Cette technique constitutionnelle s'apparente plus à un moyen permettant d'obtenir l'adoption forcée d'un texte à l’Assemblée nationale qu'à un simple moyen de contrôle du Gouvernement, même si la conséquence de sa mise en œuvre peut entraîner la chute du Gouvernement. Son utilisation permet qu'un texte soit adopté à l’Assemblée nationale même si elle n’y est pas favorable, ou alors d’achever l’examen d’un texte sur lequel un trop grand nombre d’amendements était déposé, comme cela fut le cas pour la réforme des retraites en première lecture à l’Assemblée nationale.
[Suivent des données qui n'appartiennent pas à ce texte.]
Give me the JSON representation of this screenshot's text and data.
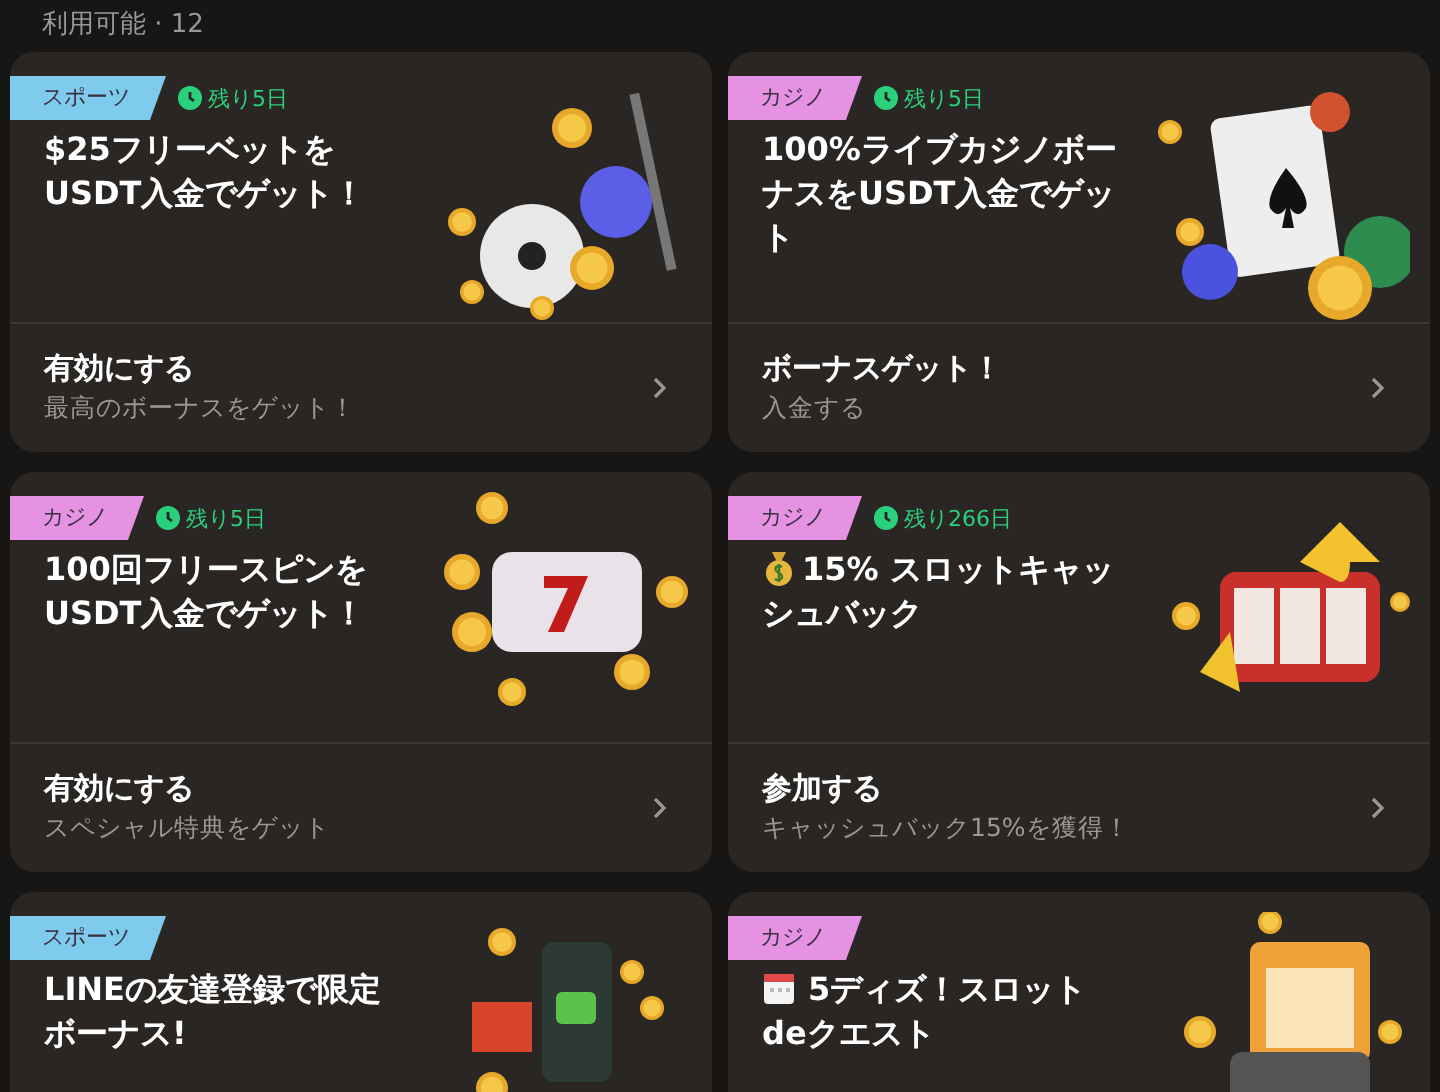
{
  "header": {
    "label": "利用可能 · 12"
  },
  "promotions": [
    {
      "tag": {
        "label": "スポーツ",
        "color": "#7ecbee"
      },
      "timer": "残り5日",
      "title": "$25フリーベットをUSDT入金でゲット！",
      "art": {
        "kind": "sports"
      },
      "action": {
        "label": "有効にする",
        "sub": "最高のボーナスをゲット！"
      }
    },
    {
      "tag": {
        "label": "カジノ",
        "color": "#e592e2"
      },
      "timer": "残り5日",
      "title": "100%ライブカジノボーナスをUSDT入金でゲット",
      "art": {
        "kind": "cards"
      },
      "action": {
        "label": "ボーナスゲット！",
        "sub": "入金する"
      }
    },
    {
      "tag": {
        "label": "カジノ",
        "color": "#e592e2"
      },
      "timer": "残り5日",
      "title": "100回フリースピンをUSDT入金でゲット！",
      "art": {
        "kind": "slot"
      },
      "action": {
        "label": "有効にする",
        "sub": "スペシャル特典をゲット"
      }
    },
    {
      "tag": {
        "label": "カジノ",
        "color": "#e592e2"
      },
      "timer": "残り266日",
      "title_icon": {
        "kind": "money-bag"
      },
      "title": "15% スロットキャッシュバック",
      "art": {
        "kind": "cashback"
      },
      "action": {
        "label": "参加する",
        "sub": "キャッシュバック15%を獲得！"
      }
    },
    {
      "tag": {
        "label": "スポーツ",
        "color": "#7ecbee"
      },
      "title": "LINEの友達登録で限定ボーナス!",
      "art": {
        "kind": "phone"
      }
    },
    {
      "tag": {
        "label": "カジノ",
        "color": "#e592e2"
      },
      "title_icon": {
        "kind": "calendar"
      },
      "title": "5ディズ！スロットdeクエスト",
      "art": {
        "kind": "calendar"
      }
    }
  ]
}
Si toutes les utilisations de l’article 49, alinéa 3 ont abouti à l'adoption du texte, ce qui prouve l'efficacité de cette disposition, il convient toutefois de remarquer que son utilisation a pu parfois être contestable. On peut ainsi mentionner ici à titre d’exemple l’adoption de la loi de finances rectificative pour 1962 contenant les crédits pour le développement de l'arme nucléaire : « déposé sur le Bureau de l'Assemblée nationale, un projet de loi pour lequel le Gouvernement a demandé la procédure accélérée (d'urgence à l'époque) est considérablement amendé. Le Gouvernement, revenant au texte tel qu'il l'avait déposé, engage sa responsabilité en vertu de l'alinéa 3. Le texte est adopté après le rejet de la motion de censure déposée par l'opposition. Transmis au Sénat, le texte est rejeté. Le Gouvernement demande la réunion d'une commission mixte paritaire qui ne parvient pas à trouver un compromis. Le Gouvernement représente son texte devant l'Assemblée et y engage à nouveau sa responsabilité. Adopté sans vote, le texte est transmis au Sénat qui le rejette à nouveau. Le Gouvernement demande alors à l'Assemblée nationale de statuer définitivement et engage sa responsabilité. Le texte est définitivement adopté sans vote. » (V. Code constitutionnel, Dalloz, commentaire de M. Lascombe). Ainsi, même avec une « opposition totale du Sénat (2 votes négatifs) et un mécontentement latent à l'Assemblée nationale (aucun vote positif), le Gouvernement parvient à imposer son texte, sans qu'il ait subi de modifications dès lors qu'il n'en a pas accepté » (ibid.).

Utilisation de l’article 49, alinéa 3 sous la Ve

Depuis le début de la Ve République, c’est la 89e fois que cette procédure est engagée.

Liste des Premiers ministres ayant utilisé l’article 49, alinéa 3 :

Michel Debré (1959-1962) : 4 fois ; Georges Pompidou (1962-1968) : 6 fois ; Raymond Barre (1976-1981) : 8 fois ; Pierre Mauroy (1981-1984) : 7 fois ; Laurent Fabius (1984-1986) : 4 fois ; Jacques Chirac (1986-1988) : 8 fois ; Michel Rocard (1988-1991) : 28 fois ; Edith Cresson (1991-1992) : 8 fois ; Pierre Bérégovoy (1992-1993) : 3 fois ; Edouard Balladur (1993-1995) : 1 fois ; Alain Juppé (1995-1997) : 2 fois ; Jean-Pierre Raffarin (2002-2005) : 2 fois ; Dominique de Villepin (2005-2007) : 1 fois ; Manuel Valls (2014-2016) : 6 fois et Édouard Philippe (2017- ) : 1 fois.